Wal-Mart set the goal of one day using only renewable energy and creating zero waste, and it challenged its suppliers to similar goals. To help meet that goal, Wal-Mart had an enormously successful campaign for green packaging, but its move into green electronics is proving a bit more complicated, Reuters reports.Part of the problem is that there are no uniform federal regulations for energy consumption or recycling. “We’d like to see some kind of federal legislation that would take all the individual state programs and bring it together,” said Kevin O’Connor, Wal-Mart’s general merchandising manager for consumer electronics.
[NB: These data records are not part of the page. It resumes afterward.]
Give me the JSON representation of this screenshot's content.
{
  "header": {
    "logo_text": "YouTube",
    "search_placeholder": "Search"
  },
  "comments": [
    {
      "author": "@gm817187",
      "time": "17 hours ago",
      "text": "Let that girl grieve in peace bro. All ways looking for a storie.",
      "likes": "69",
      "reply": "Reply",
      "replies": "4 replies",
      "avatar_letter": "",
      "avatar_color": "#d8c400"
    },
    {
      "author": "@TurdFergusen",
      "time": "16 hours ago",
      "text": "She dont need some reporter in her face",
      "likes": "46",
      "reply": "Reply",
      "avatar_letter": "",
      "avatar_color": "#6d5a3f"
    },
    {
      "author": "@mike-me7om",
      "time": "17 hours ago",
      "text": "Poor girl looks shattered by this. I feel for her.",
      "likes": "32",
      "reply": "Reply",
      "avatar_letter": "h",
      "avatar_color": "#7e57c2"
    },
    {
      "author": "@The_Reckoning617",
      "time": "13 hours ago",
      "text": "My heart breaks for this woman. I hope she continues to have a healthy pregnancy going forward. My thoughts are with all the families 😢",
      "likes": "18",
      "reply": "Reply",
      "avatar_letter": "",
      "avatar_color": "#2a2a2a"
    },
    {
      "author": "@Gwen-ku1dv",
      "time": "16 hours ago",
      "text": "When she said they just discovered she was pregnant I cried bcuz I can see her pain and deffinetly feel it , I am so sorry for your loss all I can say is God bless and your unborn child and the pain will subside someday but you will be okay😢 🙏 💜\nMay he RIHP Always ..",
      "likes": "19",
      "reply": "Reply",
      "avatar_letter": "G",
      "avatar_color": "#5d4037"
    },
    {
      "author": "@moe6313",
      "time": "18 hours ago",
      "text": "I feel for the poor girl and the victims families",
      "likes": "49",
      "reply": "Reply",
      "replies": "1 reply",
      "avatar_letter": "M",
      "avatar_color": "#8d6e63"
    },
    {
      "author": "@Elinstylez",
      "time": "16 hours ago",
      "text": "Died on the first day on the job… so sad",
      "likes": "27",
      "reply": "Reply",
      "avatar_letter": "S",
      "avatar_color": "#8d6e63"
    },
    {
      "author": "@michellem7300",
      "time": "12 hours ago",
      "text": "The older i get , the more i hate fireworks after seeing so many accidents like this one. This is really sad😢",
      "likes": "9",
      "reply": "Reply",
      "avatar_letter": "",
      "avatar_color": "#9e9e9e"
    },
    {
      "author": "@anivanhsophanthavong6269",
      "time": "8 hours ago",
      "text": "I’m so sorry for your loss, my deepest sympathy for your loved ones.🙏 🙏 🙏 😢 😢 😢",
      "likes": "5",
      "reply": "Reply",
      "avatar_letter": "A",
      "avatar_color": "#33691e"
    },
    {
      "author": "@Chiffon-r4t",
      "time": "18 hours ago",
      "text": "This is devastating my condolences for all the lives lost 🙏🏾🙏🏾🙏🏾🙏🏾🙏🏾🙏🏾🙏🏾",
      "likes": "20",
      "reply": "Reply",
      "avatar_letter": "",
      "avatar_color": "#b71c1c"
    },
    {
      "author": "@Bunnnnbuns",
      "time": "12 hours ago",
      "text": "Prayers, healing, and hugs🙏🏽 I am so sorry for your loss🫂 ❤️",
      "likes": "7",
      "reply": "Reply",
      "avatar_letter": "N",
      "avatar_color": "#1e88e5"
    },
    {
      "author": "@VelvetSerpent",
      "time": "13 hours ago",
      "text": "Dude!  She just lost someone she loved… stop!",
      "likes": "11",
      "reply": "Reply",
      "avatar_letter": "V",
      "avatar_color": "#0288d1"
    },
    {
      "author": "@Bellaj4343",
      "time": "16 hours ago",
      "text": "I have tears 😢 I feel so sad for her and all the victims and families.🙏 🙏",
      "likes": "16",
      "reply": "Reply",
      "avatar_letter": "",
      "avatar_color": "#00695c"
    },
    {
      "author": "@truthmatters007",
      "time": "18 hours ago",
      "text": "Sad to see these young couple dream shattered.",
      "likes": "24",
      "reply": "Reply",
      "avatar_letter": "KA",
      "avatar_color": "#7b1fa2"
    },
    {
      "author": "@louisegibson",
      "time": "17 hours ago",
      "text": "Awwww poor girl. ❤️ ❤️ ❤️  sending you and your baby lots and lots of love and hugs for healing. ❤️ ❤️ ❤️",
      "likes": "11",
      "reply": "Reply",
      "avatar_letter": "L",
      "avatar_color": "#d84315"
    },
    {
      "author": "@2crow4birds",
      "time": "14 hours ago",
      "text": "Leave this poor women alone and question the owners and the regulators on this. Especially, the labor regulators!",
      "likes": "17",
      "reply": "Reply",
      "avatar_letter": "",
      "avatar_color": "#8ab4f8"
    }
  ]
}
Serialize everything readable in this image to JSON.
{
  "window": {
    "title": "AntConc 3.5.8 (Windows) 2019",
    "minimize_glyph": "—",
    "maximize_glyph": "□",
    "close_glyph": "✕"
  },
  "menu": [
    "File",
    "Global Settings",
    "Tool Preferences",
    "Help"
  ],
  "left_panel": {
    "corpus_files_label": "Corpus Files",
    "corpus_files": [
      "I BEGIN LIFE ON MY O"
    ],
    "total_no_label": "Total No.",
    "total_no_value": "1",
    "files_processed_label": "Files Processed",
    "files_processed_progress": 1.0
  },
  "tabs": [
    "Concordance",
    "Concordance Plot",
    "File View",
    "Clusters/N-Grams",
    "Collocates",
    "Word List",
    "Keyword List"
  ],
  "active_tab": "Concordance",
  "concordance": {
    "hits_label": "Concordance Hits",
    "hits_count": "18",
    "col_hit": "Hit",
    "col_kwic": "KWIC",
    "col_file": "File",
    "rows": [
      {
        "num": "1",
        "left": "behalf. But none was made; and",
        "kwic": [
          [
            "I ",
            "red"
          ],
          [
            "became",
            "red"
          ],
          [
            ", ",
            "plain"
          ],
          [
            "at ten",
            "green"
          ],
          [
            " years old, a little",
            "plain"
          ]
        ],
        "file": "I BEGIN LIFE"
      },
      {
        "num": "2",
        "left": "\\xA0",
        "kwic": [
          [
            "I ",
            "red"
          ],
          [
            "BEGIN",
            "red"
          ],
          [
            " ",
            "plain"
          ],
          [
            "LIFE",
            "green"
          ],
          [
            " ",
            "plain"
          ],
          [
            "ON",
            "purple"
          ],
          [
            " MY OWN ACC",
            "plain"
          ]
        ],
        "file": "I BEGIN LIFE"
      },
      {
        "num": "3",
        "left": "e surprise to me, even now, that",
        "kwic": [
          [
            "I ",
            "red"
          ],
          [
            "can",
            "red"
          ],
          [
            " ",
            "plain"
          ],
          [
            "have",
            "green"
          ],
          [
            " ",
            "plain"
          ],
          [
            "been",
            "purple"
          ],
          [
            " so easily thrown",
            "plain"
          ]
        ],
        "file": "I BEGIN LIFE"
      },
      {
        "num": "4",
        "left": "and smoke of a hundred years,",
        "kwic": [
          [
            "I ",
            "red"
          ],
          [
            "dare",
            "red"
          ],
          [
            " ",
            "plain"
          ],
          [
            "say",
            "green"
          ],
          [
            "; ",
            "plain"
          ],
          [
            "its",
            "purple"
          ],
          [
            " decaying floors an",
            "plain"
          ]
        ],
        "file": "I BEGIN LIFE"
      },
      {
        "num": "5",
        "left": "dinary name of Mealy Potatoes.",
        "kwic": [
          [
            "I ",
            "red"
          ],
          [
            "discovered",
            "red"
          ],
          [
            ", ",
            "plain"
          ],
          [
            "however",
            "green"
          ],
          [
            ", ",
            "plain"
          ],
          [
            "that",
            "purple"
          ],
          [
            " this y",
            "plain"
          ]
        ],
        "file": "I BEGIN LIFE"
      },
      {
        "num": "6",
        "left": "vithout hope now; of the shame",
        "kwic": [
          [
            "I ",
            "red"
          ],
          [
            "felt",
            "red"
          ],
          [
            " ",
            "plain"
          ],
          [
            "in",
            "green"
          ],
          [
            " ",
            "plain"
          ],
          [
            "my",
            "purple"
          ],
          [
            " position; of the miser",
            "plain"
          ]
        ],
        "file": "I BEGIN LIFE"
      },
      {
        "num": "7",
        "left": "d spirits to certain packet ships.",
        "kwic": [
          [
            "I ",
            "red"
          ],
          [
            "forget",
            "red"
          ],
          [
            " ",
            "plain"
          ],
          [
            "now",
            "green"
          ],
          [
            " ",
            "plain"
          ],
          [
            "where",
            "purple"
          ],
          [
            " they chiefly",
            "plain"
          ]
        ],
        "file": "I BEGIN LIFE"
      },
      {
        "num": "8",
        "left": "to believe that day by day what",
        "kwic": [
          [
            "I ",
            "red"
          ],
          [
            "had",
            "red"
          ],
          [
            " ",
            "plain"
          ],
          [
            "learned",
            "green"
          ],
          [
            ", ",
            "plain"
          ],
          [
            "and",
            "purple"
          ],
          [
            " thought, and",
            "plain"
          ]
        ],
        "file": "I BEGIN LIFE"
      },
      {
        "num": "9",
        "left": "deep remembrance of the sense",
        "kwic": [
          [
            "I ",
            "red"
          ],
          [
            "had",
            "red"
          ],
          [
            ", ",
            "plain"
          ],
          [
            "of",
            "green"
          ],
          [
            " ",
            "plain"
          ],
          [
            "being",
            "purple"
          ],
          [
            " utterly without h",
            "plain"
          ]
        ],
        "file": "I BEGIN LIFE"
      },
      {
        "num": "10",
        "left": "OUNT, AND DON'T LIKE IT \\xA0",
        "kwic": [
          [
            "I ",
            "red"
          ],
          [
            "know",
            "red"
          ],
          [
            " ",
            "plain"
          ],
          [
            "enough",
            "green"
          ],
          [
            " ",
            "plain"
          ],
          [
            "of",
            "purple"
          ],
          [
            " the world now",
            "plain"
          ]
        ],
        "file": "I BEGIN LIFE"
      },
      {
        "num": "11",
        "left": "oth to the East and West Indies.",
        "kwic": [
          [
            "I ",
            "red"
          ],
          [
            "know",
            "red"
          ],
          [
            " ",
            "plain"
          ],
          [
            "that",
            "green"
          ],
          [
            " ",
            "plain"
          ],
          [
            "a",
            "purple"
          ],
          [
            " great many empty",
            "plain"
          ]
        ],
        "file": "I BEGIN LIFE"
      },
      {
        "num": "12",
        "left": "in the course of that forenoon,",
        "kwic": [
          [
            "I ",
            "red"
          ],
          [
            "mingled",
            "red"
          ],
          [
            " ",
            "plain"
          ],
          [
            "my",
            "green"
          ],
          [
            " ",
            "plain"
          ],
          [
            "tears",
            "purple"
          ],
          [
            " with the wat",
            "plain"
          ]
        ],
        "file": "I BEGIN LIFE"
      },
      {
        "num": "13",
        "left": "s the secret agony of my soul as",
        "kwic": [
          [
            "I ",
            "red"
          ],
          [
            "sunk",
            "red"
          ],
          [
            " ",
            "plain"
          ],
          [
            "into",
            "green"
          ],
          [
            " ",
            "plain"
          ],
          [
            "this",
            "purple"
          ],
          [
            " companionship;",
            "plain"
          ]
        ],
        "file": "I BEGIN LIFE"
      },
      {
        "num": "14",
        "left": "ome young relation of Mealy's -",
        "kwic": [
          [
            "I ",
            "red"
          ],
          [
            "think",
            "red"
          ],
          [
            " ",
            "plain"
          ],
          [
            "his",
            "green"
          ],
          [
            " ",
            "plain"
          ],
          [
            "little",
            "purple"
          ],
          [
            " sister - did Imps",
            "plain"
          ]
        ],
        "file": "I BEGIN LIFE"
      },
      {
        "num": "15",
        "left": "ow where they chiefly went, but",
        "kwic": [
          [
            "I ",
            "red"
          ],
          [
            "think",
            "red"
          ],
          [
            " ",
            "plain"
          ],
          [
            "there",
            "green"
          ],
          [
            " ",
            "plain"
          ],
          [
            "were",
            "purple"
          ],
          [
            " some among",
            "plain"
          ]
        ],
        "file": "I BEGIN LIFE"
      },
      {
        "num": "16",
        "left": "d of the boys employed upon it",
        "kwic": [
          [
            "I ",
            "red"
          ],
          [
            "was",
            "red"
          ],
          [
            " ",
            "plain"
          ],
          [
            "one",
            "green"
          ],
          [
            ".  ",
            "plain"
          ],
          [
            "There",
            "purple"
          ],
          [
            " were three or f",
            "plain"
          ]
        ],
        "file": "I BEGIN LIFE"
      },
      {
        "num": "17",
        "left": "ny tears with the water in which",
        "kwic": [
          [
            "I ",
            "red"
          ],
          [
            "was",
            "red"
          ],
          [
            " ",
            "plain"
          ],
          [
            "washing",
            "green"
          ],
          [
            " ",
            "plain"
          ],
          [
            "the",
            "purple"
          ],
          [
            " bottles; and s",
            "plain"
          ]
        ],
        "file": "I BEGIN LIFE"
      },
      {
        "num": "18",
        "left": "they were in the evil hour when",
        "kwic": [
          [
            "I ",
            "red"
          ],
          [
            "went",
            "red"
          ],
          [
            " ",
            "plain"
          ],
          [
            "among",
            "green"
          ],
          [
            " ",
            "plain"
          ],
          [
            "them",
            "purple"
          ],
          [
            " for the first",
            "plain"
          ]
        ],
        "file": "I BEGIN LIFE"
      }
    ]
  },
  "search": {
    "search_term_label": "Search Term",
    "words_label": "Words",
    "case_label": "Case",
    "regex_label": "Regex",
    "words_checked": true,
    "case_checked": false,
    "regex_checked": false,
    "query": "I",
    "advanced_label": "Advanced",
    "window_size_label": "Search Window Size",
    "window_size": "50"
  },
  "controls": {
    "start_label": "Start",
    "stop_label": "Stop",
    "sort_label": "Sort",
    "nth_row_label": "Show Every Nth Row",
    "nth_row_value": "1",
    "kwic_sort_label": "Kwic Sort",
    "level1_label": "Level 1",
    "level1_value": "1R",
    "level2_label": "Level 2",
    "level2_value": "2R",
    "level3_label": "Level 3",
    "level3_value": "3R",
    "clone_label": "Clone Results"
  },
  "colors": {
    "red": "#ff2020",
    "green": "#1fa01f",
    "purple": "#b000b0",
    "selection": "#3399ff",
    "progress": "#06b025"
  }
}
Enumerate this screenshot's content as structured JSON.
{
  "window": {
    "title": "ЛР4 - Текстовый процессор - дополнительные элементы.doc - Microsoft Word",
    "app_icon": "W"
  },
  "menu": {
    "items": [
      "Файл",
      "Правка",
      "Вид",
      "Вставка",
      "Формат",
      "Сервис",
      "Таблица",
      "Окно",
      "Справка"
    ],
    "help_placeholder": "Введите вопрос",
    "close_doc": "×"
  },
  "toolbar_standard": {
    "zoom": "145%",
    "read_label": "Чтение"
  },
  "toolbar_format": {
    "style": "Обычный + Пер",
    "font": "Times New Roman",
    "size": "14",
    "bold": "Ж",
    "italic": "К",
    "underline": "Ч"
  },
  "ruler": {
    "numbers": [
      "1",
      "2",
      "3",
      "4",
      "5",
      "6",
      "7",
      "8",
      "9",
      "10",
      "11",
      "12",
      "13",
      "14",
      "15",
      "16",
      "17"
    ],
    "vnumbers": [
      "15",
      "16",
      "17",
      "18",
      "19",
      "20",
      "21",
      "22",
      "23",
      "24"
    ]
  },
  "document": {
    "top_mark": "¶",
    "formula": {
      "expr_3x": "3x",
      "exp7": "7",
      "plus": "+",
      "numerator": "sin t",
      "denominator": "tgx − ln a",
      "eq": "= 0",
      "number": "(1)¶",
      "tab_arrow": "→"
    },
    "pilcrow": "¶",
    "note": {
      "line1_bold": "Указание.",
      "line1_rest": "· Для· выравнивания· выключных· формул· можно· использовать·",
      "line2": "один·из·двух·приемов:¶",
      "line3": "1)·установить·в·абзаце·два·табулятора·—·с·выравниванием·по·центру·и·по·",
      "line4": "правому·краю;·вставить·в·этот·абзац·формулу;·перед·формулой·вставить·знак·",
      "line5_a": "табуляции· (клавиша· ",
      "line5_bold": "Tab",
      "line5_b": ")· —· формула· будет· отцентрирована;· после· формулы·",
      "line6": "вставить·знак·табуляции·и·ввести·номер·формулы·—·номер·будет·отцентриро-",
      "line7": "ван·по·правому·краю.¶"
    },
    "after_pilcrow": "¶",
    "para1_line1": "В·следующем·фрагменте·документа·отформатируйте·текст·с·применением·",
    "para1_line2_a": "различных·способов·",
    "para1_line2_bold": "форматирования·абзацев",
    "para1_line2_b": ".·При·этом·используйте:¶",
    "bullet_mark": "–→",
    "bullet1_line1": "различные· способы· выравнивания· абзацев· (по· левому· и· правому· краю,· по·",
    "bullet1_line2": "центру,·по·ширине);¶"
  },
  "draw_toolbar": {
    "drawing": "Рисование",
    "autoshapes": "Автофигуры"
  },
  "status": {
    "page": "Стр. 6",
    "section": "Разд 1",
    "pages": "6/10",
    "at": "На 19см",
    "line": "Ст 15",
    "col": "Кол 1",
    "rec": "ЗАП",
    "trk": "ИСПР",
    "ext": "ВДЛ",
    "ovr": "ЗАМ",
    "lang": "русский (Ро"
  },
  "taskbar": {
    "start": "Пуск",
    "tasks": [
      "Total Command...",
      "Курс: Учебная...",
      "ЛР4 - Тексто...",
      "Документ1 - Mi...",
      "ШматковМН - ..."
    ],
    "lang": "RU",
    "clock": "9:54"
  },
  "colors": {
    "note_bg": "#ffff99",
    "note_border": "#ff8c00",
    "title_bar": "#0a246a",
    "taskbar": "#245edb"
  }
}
Still, to help tackle the problem, this year Wal-Mart is having its suppliers fill out scorecards to rate their products on green issues, such as energy use and ease of recycling. But recycling green electronics isn’t easy. Hewlett-Packard and Dell have their own recycling programs – imagine the logistical nightmare if Wal-Mart’s 61,000 U.S. suppliers followed suit.
And then there’s the issue of cost for greener materials. “That’s one of the reasons the bad stuff was used in the first place,” said Accenture Global Managing Director Allen Delattre. “It was cheaper.” One thing Wal-Mart wants to avoid is charging more for green products. Delattre said one way Wal-Mart could deal with the higher prices is to tell consumers that a product might cost more upfront but would bring future savings.
But Wal-Mart is still committed to green electronics, largely because they benefit both the environment and the bottom line. By 2013, it will save $3.4 billion by reducing packing 5 percent. “Even if you’re against the idea that climate change is important,” said Wal-Mart CEO Lee Scott at the company’s annual meeting, “why in God’s name would you be against saving money?”